MLK Holiday Observance Features Community Service


IAM members and members of AFL-CIO unions
IAM members joined with members of AFL-CIO unions to prepare homes for low income residents in Detroit during this year’s Martin Luther King’s Holiday Observance.

Few states are struggling more to overcome the effects of recession than Michigan and few cities have as many challenges as Detroit. Decades of outsourcing and fierce competition from a global auto industry have left the once vibrant manufacturing center decimated with vast stretches of vacant homes and abandoned businesses.

Detroit’s rich industrial history stands side-by-side with a civil rights history that is no less important. Dr. Martin Luther King, Jr.’s famous “I Have a Dream” speech was prepared and first delivered in Detroit, weeks before the speech was presented to the world from the steps of the Lincoln Memorial.

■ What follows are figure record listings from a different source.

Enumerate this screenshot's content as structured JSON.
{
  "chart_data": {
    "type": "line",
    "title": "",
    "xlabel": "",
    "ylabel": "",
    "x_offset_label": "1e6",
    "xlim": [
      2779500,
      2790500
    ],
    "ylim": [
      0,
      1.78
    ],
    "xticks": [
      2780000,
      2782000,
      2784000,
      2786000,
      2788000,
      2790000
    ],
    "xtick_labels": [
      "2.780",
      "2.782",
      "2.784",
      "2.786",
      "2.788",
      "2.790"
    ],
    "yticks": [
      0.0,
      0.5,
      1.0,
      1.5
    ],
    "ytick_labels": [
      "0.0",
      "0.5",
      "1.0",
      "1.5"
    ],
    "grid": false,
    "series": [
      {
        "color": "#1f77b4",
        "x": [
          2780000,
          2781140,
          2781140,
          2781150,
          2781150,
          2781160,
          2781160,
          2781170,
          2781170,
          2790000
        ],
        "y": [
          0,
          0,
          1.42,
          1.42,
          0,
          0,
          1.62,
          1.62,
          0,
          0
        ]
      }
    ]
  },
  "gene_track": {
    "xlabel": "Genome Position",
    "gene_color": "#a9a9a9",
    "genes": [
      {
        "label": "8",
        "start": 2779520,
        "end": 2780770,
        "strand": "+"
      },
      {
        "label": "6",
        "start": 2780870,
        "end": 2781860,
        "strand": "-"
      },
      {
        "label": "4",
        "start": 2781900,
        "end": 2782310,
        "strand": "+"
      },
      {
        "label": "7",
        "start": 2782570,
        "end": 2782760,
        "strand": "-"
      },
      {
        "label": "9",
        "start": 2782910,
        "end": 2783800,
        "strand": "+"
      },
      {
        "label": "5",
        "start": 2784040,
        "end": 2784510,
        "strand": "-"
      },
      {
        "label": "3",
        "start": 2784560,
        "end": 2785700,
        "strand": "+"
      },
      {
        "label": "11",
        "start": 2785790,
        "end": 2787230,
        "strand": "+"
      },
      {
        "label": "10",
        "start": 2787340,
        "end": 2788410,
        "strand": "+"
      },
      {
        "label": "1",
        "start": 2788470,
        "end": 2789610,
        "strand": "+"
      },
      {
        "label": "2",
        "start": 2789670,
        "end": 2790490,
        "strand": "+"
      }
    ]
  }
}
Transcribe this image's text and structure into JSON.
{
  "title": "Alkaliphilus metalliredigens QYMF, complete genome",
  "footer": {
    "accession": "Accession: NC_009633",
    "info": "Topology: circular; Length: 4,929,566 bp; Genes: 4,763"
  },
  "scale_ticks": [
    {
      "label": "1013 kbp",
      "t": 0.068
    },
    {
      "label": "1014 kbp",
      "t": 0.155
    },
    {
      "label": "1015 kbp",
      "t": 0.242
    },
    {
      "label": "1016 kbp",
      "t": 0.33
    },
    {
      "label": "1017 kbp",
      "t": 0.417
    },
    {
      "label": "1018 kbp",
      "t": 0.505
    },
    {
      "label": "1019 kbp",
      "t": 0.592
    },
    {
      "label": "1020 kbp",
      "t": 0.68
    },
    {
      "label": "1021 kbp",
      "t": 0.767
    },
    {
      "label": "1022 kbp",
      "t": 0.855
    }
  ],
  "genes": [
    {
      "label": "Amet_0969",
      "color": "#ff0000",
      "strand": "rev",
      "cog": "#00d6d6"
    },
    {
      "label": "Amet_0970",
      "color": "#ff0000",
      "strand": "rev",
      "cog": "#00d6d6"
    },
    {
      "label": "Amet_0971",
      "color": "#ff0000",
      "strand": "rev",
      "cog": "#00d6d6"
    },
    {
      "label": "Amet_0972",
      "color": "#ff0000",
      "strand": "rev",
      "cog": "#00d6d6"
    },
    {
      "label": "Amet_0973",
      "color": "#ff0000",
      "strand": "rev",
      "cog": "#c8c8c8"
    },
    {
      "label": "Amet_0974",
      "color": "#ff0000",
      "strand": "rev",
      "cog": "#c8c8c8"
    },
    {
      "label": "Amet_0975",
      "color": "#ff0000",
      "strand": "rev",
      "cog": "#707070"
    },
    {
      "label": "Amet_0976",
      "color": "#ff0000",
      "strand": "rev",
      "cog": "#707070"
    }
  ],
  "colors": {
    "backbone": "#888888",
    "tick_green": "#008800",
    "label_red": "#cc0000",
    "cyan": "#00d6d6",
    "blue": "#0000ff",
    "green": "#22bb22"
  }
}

It is fitting that this year’s AFL-CIO Dr. Martin Luther King, Jr. Holiday Observance was held in Detroit, where the prospect of a job in the auto industry drew hundreds of thousands of African Americans from Southern states and where the promise of the American Middle Class was delivered for so many.

In addition to affirming Detroit’s importance with their presence, more than 500 participants at this year’s MLK Observance fanned out across the city for two days of community service that included painting and repairing homes for low- income residents, restoring facilities at agencies providing services for children and adults, preparing and serving food for residents at a substance abuse treatment center, reading to local school children and repairing a center for at-risk teenage girls.

“The community service work that is done during the MLK Observance each year is a great example of how the labor and civil rights community are still working together to help communities in need,” said IAM Chief of Staff to the International President Diane Babineaux, who led a delegation of IAM members to this year’s Observance. “Our work is in stark contrast to the efforts of right-wing politicians who are using the current economic crisis as an excuse to roll back collective bargaining rights and impose Jim Crow-like restrictions on voting rights.”

Among the current and most serious challenges facing the City of Detroit is the looming prospect of an Emergency Manager, an official appointed by the state’s GOP governor with the authority to cancel labor contracts, sell public property and close public schools.